Ему сегодня было бы 104 года, вот бы он смеялся! Это такой возраст, когда уже и юбилеи все позади, и сидишь сложа руки, не зная, чего бы еще...
Я часто думаю о том, как там все устроено, в том мире, где он сейчас, а иногда вижу этот мир во сне. Может быть, там чистое синее небо, свежий горный воздух, какие-то легкие селения, прилепившиеся к скалам, как гриб чага к березовому стволу, и всё веранды, веранды, прохладные, деревянные, прозрачные, и высоко над головой лиственничные стропила, скрещенные и рогатые, как буква Y. И всегда утро.
В одном сне я летела в странной черной лодке - байдарка? челн? гроб? - по такому синему небу в сторону неслепящего солнца, и далеко внизу видела ниточки рек и ущелья с золотыми лиственницами; стало быть, осень; ну да, он же ушел осенью, 19 октября, по нашим земным меркам.
"А что мы летим? А зачем?" - спросила я, и мне сказали: "А вот", и показали: нас догонял и перегнал другой челн, и там был отец, он махнул мне рукой, и я обрадовалась.
Челны причалили на вершине зеленой горы, там была стеклянная конструкция, как вход в станцию метро - "Воробьевы горы", например, - а внутри турникеты, и надо опустить монетку - наверно, обол, что же еще - и отец заплатил и прошел туда, и те, кто были с ним, тоже прошли.

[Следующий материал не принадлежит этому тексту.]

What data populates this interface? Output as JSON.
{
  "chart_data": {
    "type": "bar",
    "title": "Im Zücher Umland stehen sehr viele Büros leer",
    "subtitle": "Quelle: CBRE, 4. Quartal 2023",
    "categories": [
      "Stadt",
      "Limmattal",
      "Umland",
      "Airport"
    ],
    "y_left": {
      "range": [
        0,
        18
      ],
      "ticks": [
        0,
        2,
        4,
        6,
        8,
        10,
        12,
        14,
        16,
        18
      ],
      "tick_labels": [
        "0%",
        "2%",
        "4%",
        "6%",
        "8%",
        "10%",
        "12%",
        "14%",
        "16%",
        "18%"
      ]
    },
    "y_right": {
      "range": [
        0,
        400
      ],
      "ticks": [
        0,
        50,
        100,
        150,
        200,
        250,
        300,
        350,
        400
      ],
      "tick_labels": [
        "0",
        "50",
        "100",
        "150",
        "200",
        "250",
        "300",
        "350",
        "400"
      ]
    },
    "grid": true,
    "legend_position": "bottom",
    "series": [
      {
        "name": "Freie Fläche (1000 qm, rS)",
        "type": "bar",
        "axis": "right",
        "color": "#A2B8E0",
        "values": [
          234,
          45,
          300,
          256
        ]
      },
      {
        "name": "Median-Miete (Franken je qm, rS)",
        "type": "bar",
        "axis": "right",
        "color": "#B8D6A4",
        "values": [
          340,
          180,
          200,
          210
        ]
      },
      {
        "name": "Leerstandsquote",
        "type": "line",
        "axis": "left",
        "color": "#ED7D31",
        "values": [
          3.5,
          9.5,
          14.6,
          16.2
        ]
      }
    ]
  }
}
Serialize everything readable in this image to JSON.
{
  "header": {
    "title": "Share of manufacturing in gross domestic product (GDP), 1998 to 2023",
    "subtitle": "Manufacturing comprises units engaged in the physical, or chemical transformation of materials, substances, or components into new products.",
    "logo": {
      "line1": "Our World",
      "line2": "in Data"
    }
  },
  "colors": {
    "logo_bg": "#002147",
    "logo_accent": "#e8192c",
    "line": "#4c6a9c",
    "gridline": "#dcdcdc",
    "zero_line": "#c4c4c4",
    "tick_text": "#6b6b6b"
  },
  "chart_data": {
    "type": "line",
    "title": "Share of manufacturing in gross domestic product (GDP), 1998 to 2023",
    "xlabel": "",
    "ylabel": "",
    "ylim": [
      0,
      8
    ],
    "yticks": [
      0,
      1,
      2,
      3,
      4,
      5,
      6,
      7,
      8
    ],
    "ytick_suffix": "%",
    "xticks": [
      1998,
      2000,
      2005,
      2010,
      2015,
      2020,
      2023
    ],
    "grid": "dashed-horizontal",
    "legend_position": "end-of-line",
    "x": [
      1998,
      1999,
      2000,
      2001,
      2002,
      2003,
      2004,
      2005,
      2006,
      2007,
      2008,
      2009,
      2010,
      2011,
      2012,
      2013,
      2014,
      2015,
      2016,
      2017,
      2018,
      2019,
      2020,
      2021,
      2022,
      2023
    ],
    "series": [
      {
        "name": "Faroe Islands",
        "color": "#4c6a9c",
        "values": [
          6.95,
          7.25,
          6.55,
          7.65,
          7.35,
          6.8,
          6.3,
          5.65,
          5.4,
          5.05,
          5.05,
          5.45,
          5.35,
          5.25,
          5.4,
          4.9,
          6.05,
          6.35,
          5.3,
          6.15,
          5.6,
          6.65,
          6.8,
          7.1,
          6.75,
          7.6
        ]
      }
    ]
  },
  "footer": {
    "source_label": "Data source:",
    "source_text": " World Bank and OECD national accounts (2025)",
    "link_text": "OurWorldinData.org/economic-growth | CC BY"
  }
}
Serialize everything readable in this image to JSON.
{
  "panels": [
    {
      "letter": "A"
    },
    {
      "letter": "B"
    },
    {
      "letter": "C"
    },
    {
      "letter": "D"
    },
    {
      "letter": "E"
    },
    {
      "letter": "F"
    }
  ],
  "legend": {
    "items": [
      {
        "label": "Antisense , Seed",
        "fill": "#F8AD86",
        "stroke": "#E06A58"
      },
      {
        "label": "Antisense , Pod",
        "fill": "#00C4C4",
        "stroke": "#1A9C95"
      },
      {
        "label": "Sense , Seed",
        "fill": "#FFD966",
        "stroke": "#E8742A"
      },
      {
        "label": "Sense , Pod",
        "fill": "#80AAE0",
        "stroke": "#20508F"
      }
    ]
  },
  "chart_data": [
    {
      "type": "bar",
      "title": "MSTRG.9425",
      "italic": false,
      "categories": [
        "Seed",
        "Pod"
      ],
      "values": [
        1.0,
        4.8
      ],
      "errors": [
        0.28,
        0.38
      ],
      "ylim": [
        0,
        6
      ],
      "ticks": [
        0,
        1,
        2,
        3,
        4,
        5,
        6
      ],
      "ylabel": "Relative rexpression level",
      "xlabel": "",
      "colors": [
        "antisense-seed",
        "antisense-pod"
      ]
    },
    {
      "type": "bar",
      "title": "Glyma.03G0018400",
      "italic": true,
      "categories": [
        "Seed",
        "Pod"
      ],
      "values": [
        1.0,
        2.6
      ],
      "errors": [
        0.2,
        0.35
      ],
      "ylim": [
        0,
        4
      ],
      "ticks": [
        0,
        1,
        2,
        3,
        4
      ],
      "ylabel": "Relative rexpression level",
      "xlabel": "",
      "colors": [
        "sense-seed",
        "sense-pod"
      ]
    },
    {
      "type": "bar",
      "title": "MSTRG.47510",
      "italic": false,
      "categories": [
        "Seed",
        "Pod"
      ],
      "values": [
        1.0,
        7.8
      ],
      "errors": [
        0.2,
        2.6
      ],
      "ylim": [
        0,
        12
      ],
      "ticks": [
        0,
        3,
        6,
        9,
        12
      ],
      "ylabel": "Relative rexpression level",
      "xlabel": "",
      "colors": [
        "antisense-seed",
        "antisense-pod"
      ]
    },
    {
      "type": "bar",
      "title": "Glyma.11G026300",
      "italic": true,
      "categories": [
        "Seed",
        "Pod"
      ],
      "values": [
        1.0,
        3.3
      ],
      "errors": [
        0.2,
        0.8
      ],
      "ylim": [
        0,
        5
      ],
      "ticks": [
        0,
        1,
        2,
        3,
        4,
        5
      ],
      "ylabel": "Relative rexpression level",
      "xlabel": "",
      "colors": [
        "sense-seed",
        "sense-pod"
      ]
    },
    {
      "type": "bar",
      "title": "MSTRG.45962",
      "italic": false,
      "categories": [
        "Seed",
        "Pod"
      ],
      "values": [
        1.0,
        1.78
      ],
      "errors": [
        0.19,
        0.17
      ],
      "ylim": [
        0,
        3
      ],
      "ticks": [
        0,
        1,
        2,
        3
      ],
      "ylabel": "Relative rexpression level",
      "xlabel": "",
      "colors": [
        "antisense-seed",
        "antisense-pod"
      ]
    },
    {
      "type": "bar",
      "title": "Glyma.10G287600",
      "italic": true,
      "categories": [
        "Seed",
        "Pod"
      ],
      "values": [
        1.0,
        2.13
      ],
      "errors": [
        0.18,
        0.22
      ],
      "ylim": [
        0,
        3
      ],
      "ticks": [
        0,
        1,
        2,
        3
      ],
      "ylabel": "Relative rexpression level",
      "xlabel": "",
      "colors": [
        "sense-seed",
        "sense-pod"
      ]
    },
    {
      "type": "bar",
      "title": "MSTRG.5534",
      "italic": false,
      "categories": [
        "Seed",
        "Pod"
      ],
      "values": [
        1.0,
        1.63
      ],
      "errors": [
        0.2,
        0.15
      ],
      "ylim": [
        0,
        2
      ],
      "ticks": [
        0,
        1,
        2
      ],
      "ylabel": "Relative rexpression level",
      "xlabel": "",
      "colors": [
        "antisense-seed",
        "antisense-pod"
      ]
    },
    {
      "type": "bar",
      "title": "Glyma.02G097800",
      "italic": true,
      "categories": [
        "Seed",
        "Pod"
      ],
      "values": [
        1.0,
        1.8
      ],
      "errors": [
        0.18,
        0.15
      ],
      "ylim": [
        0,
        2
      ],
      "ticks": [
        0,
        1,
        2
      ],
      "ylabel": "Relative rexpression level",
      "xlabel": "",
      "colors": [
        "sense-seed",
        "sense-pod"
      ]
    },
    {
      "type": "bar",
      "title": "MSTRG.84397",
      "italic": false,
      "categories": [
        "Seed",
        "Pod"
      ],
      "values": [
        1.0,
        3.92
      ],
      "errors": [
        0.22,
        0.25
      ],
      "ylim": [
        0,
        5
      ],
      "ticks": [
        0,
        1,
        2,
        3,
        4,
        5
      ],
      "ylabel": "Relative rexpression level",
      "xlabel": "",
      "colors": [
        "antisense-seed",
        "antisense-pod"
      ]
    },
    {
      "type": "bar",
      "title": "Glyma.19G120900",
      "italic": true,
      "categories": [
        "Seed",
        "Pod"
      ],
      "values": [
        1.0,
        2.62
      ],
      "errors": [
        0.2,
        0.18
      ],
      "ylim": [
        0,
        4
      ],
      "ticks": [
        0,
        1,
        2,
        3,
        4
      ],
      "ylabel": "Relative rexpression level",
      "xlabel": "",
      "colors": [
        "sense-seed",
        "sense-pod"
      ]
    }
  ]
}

И я кинулась вслед за ним, но вмешались какие-то люди, какая-то ангельская вохра остановила меня: а тебе туда нельзя. И правда, обола у меня не было.
Сегодня у него день рождения, и мы будем звонить друг другу, и вспоминать его слова, и удивляться, что все запомнили их по-разному. И потом помолчим, вглядываясь туда, в те сумерки, куда и нам идти в свой срок: за реку, на гору, сквозь стеклянные турникеты.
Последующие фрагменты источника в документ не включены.